SQL Server Integration Services (SSIS) allows parallel execution in two different ways

1) MaxConcurrentExecutables : It defines how many tasks (executables) can run simultaneously. It defaults to -1 which is translated to the number of processors plus 2. Please note that if your box has hyperthreading turned on, it is the logical processor rather than the physically present processor that is counted.

Example: Suppose we have a package with 3 Data Flow Tasks. Each task has 10 flows in the form of “OLE DB Source -> SQL Server Destination”.

Set MaxConcurrentExecutables to 3, then all 3 Data Flow Tasks will run simultaneously.

Now whether all 10 flows in each individual Data Flow Task get started concurrently is a different story. This is controlled by the second property: EngineThreads.

2) EngineThreads : The EngineThreads is a property of the Data Flow Task that defines how many work threads the scheduler will create and run in parallel.

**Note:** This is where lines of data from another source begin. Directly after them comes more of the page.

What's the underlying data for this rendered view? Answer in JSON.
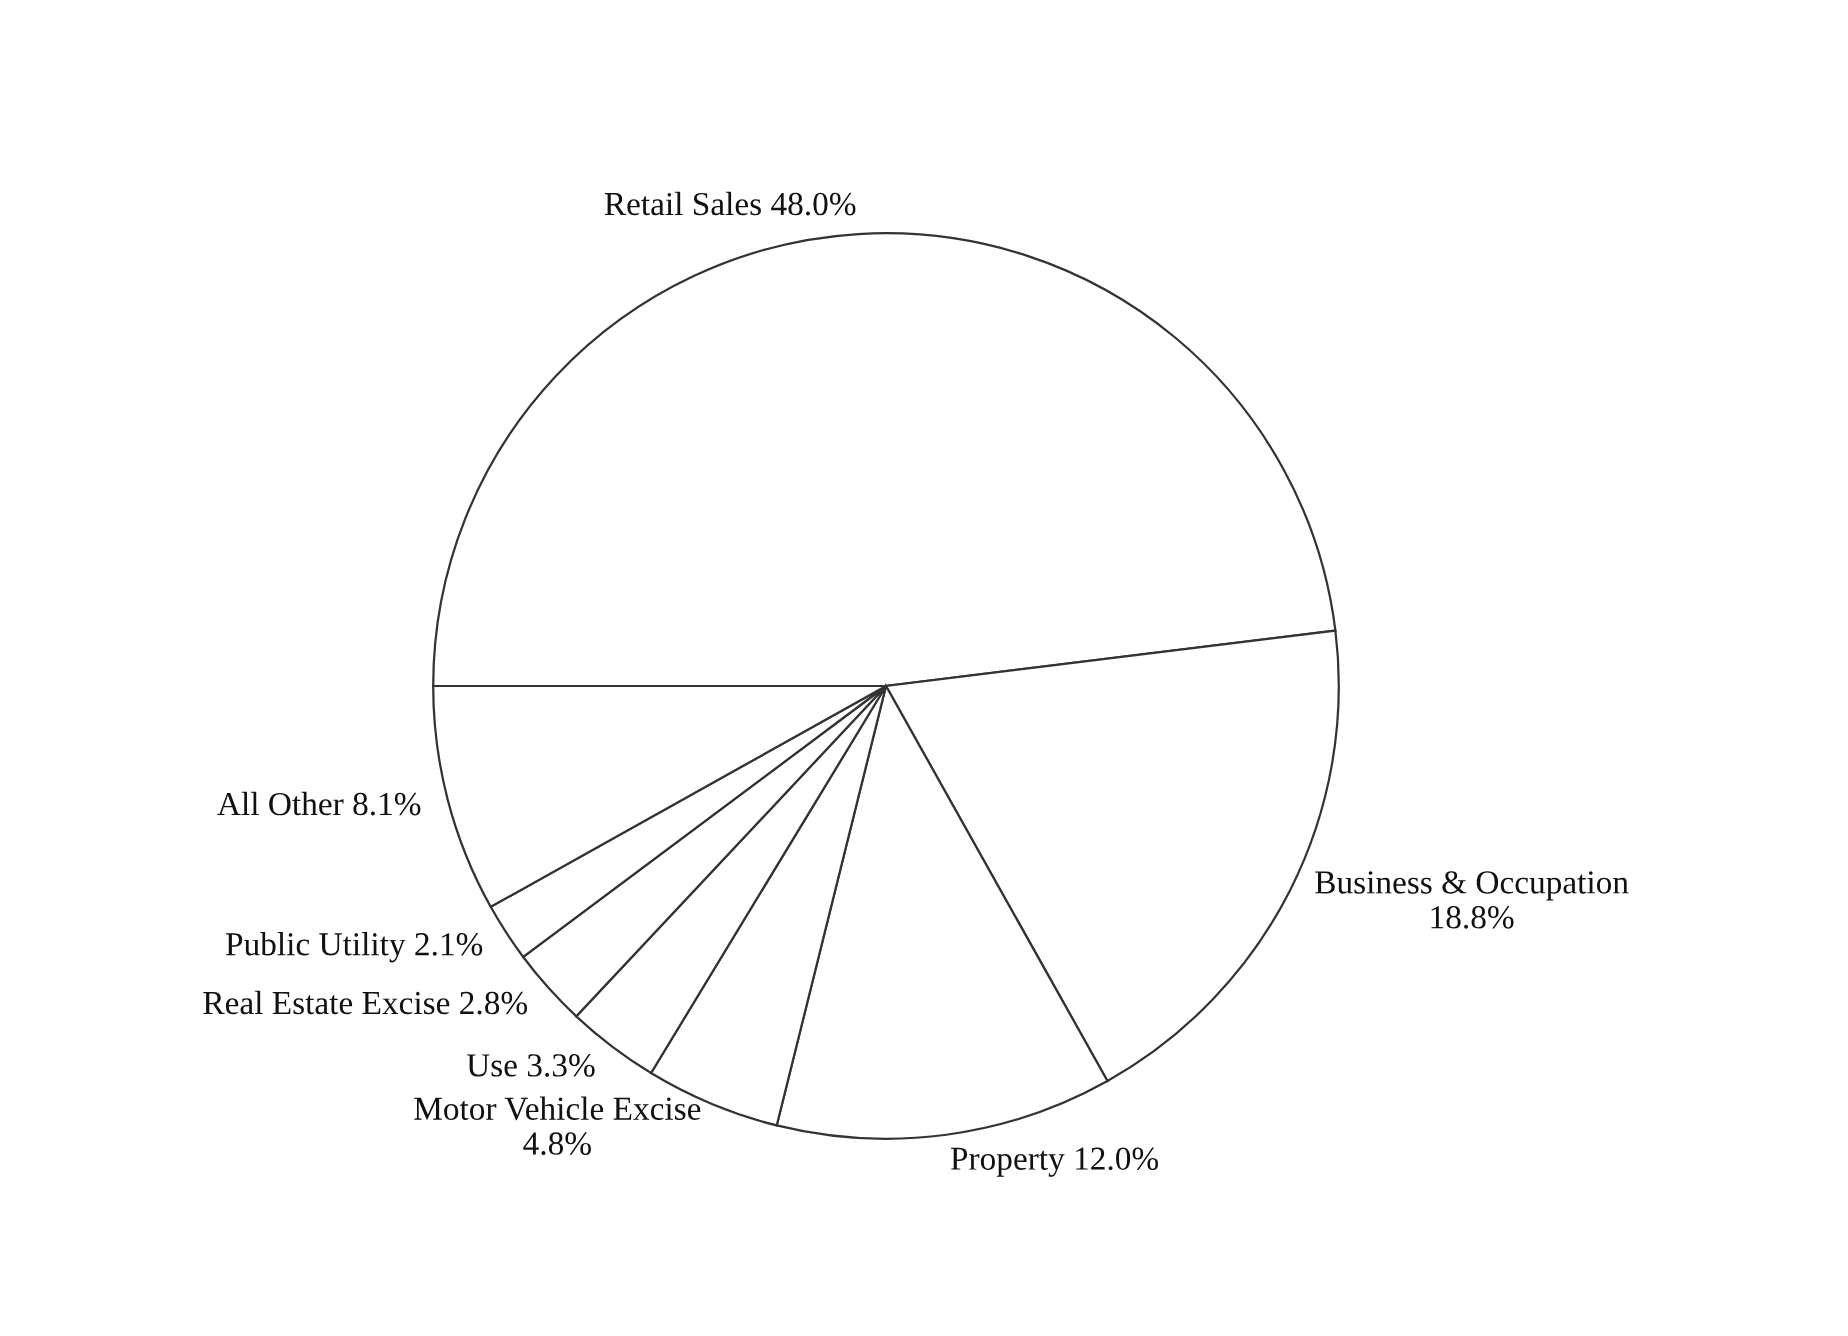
{
  "chart_data": {
    "type": "pie",
    "categories": [
      "Retail Sales",
      "Business & Occupation",
      "Property",
      "Motor Vehicle Excise",
      "Use",
      "Real Estate Excise",
      "Public Utility",
      "All Other"
    ],
    "values": [
      48.0,
      18.8,
      12.0,
      4.8,
      3.3,
      2.8,
      2.1,
      8.1
    ],
    "value_labels": [
      "48.0%",
      "18.8%",
      "12.0%",
      "4.8%",
      "3.3%",
      "2.8%",
      "2.1%",
      "8.1%"
    ],
    "colors": [
      "#ffffff",
      "#ffffff",
      "#ffffff",
      "#ffffff",
      "#ffffff",
      "#ffffff",
      "#ffffff",
      "#ffffff"
    ]
  }
}
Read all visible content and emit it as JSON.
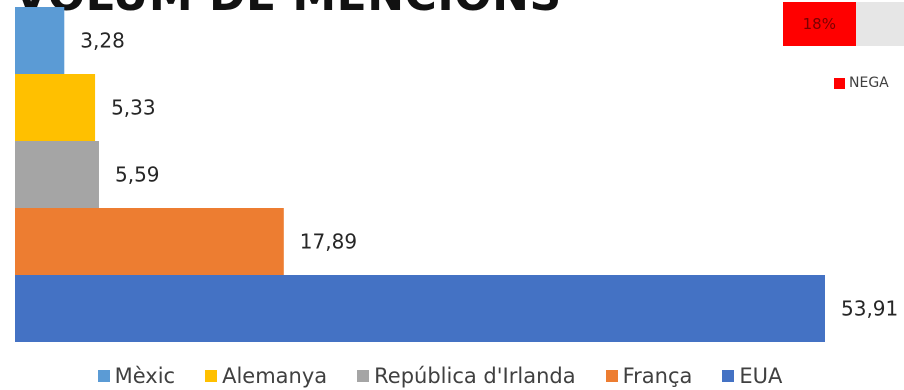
{
  "chart_data": {
    "type": "bar",
    "orientation": "horizontal",
    "title": "VOLUM DE MENCIONS",
    "categories": [
      "Mèxic",
      "Alemanya",
      "República d'Irlanda",
      "França",
      "EUA"
    ],
    "values": [
      3.28,
      5.33,
      5.59,
      17.89,
      53.91
    ],
    "data_labels": [
      "3,28",
      "5,33",
      "5,59",
      "17,89",
      "53,91"
    ],
    "colors": [
      "#5b9bd5",
      "#ffc000",
      "#a5a5a5",
      "#ed7d31",
      "#4472c4"
    ],
    "xlim": [
      0,
      53.91
    ],
    "grid": false,
    "legend_position": "bottom"
  },
  "side_panel": {
    "gauge_label": "18%",
    "gauge_value": 0.18,
    "gauge_color": "#ff0000",
    "legend_label": "NEGA",
    "legend_color": "#ff0000"
  }
}
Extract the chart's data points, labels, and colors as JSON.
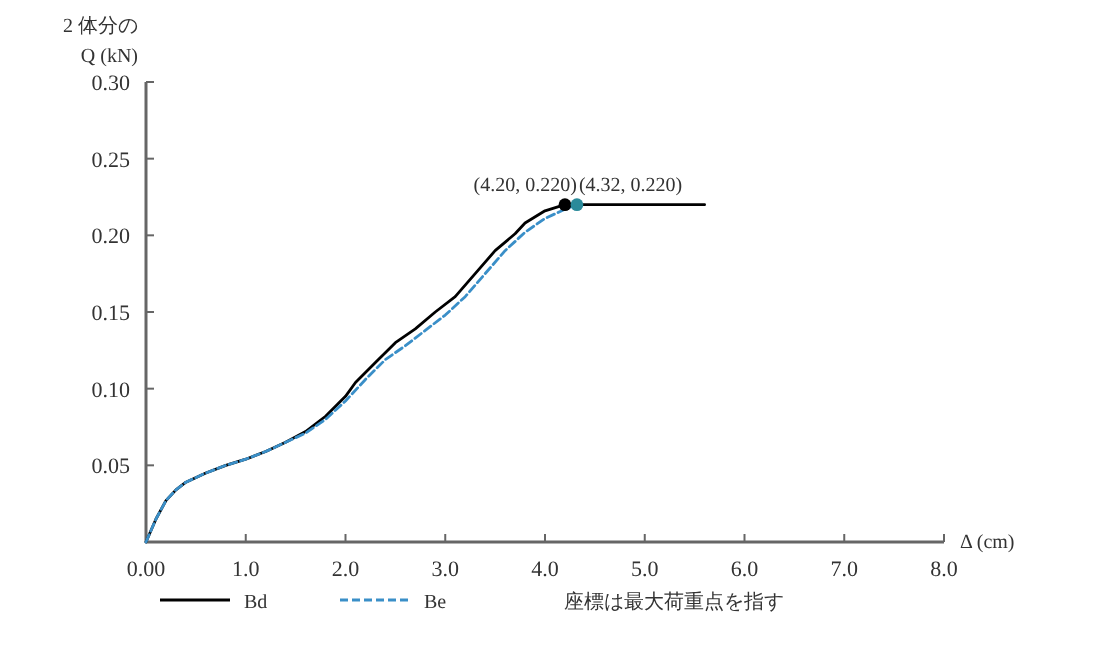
{
  "chart_data": {
    "type": "line",
    "xlabel": "Δ (cm)",
    "ylabel": "2 体分の\nQ (kN)",
    "xlim": [
      0,
      8
    ],
    "ylim": [
      0,
      0.3
    ],
    "xticks": [
      {
        "value": 0,
        "label": "0.00"
      },
      {
        "value": 1,
        "label": "1.0"
      },
      {
        "value": 2,
        "label": "2.0"
      },
      {
        "value": 3,
        "label": "3.0"
      },
      {
        "value": 4,
        "label": "4.0"
      },
      {
        "value": 5,
        "label": "5.0"
      },
      {
        "value": 6,
        "label": "6.0"
      },
      {
        "value": 7,
        "label": "7.0"
      },
      {
        "value": 8,
        "label": "8.0"
      }
    ],
    "yticks": [
      {
        "value": 0.05,
        "label": "0.05"
      },
      {
        "value": 0.1,
        "label": "0.10"
      },
      {
        "value": 0.15,
        "label": "0.15"
      },
      {
        "value": 0.2,
        "label": "0.20"
      },
      {
        "value": 0.25,
        "label": "0.25"
      },
      {
        "value": 0.3,
        "label": "0.30"
      }
    ],
    "legend": "bottom",
    "series": [
      {
        "name": "Bd",
        "color": "#000000",
        "line_style": "solid",
        "x": [
          0,
          0.1,
          0.2,
          0.3,
          0.4,
          0.6,
          0.8,
          1.0,
          1.2,
          1.4,
          1.6,
          1.8,
          2.0,
          2.1,
          2.3,
          2.5,
          2.7,
          2.9,
          3.1,
          3.3,
          3.5,
          3.7,
          3.8,
          4.0,
          4.2,
          5.6
        ],
        "values": [
          0,
          0.015,
          0.027,
          0.034,
          0.039,
          0.045,
          0.05,
          0.054,
          0.059,
          0.065,
          0.072,
          0.082,
          0.095,
          0.104,
          0.117,
          0.13,
          0.139,
          0.15,
          0.16,
          0.175,
          0.19,
          0.201,
          0.208,
          0.216,
          0.22,
          0.22
        ]
      },
      {
        "name": "Be",
        "color": "#3a8fc8",
        "line_style": "dashed",
        "x": [
          0,
          0.1,
          0.2,
          0.3,
          0.4,
          0.6,
          0.8,
          1.0,
          1.2,
          1.4,
          1.6,
          1.8,
          2.0,
          2.2,
          2.4,
          2.6,
          2.8,
          3.0,
          3.2,
          3.4,
          3.6,
          3.8,
          4.0,
          4.2,
          4.32
        ],
        "values": [
          0,
          0.015,
          0.027,
          0.034,
          0.039,
          0.045,
          0.05,
          0.054,
          0.059,
          0.065,
          0.071,
          0.08,
          0.092,
          0.106,
          0.119,
          0.128,
          0.138,
          0.148,
          0.16,
          0.175,
          0.19,
          0.202,
          0.211,
          0.217,
          0.22
        ]
      },
      {
        "type": "scatter",
        "color": "#000000",
        "x": [
          4.2
        ],
        "values": [
          0.22
        ]
      },
      {
        "type": "scatter",
        "color": "#2a8a9a",
        "x": [
          4.32
        ],
        "values": [
          0.22
        ]
      }
    ],
    "annotations": [
      {
        "text": "(4.20, 0.220)",
        "x": 4.2,
        "y": 0.22
      },
      {
        "text": "(4.32, 0.220)",
        "x": 4.32,
        "y": 0.22
      },
      "座標は最大荷重点を指す"
    ]
  }
}
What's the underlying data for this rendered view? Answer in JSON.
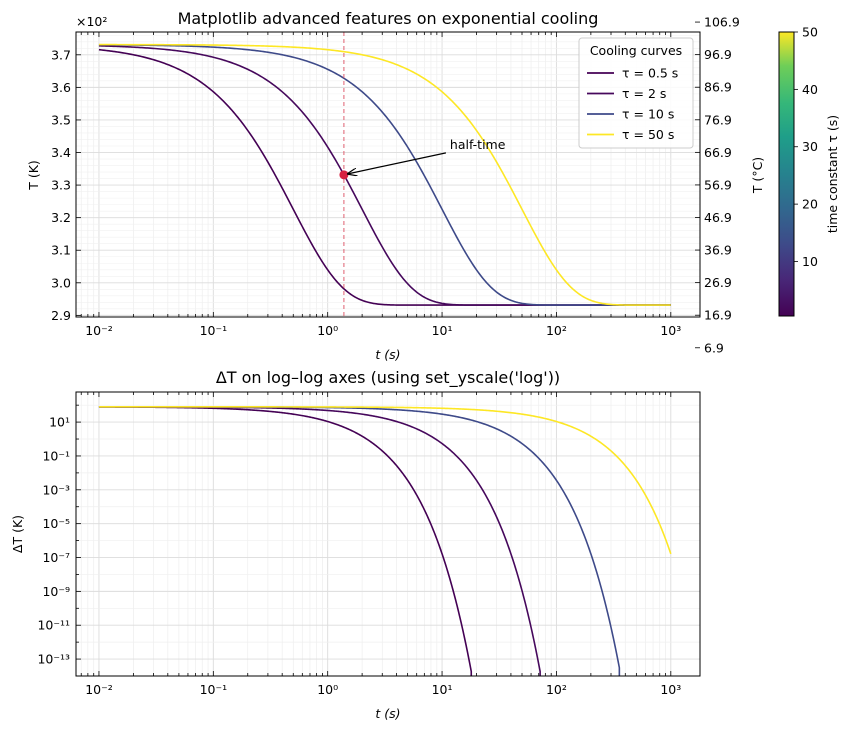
{
  "chart_data": [
    {
      "type": "line",
      "title": "Matplotlib advanced features on exponential cooling",
      "xlabel": "t (s)",
      "ylabel": "T (K)",
      "y2label": "T (°C)",
      "xscale": "log",
      "xlim": [
        0.0063,
        1800
      ],
      "ylim": [
        289.5,
        377.0
      ],
      "yticks": [
        290,
        300,
        310,
        320,
        330,
        340,
        350,
        360,
        370
      ],
      "ytick_labels": [
        "2.9",
        "3.0",
        "3.1",
        "3.2",
        "3.3",
        "3.4",
        "3.5",
        "3.6",
        "3.7"
      ],
      "y_offset_label": "×10²",
      "y2ticks": [
        6.9,
        16.9,
        26.9,
        36.9,
        46.9,
        56.9,
        66.9,
        76.9,
        86.9,
        96.9,
        106.9
      ],
      "xtick_labels": [
        "10⁻²",
        "10⁻¹",
        "10⁰",
        "10¹",
        "10²",
        "10³"
      ],
      "grid": true,
      "legend_title": "Cooling curves",
      "legend_position": "top-right",
      "model": {
        "T_ambient": 293.15,
        "T_initial": 373.15,
        "t_range": [
          0.01,
          1000
        ]
      },
      "series": [
        {
          "name": "τ = 0.5 s",
          "tau": 0.5,
          "color": "#440154"
        },
        {
          "name": "τ = 2 s",
          "tau": 2,
          "color": "#46085c"
        },
        {
          "name": "τ = 10 s",
          "tau": 10,
          "color": "#3e4a89"
        },
        {
          "name": "τ = 50 s",
          "tau": 50,
          "color": "#fde725"
        }
      ],
      "annotation": {
        "text": "half-time",
        "x": 1.386,
        "y": 333.15,
        "marker_color": "#d62040",
        "vline_x": 1.386,
        "vline_color": "#e06070"
      },
      "colorbar": {
        "label": "time constant τ (s)",
        "range": [
          0.5,
          50
        ],
        "ticks": [
          10,
          20,
          30,
          40,
          50
        ],
        "colormap": "viridis"
      }
    },
    {
      "type": "line",
      "title": "ΔT on log–log axes (using set_yscale('log'))",
      "xlabel": "t (s)",
      "ylabel": "ΔT (K)",
      "xscale": "log",
      "yscale": "log",
      "xlim": [
        0.0063,
        1800
      ],
      "ylim": [
        1e-14,
        600
      ],
      "floor": 1e-14,
      "yticks": [
        1e-13,
        1e-11,
        1e-09,
        1e-07,
        1e-05,
        0.001,
        0.1,
        10
      ],
      "ytick_labels": [
        "10⁻¹³",
        "10⁻¹¹",
        "10⁻⁹",
        "10⁻⁷",
        "10⁻⁵",
        "10⁻³",
        "10⁻¹",
        "10¹"
      ],
      "xtick_labels": [
        "10⁻²",
        "10⁻¹",
        "10⁰",
        "10¹",
        "10²",
        "10³"
      ],
      "grid": true,
      "series": [
        {
          "name": "τ = 0.5 s",
          "tau": 0.5,
          "color": "#440154",
          "cutoff_x": 18
        },
        {
          "name": "τ = 2 s",
          "tau": 2,
          "color": "#46085c",
          "cutoff_x": 72
        },
        {
          "name": "τ = 10 s",
          "tau": 10,
          "color": "#3e4a89",
          "cutoff_x": 355
        },
        {
          "name": "τ = 50 s",
          "tau": 50,
          "color": "#fde725",
          "cutoff_x": 1000
        }
      ]
    }
  ]
}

Its default value is 5.

In above example 10 flows on all 3 threads, then all the 30 flows will start off at once

EngineThreads is that it governs both source threads (for source components) and work threads (for transformation and destination components). Source threads and work threads are both engine threads created by the Data Flow’s scheduler. So in the above example, a value of 10 for Engine Threads means up to 10 source threads and 10 work threads.

Multi tasking is a double-edge sword. In SSIS, we don’t affinitize the threads that we create to any of the processors. So if the number of threads exceeds the number of available processors, you might end up hurting throughput due to an excessive amount of context switches.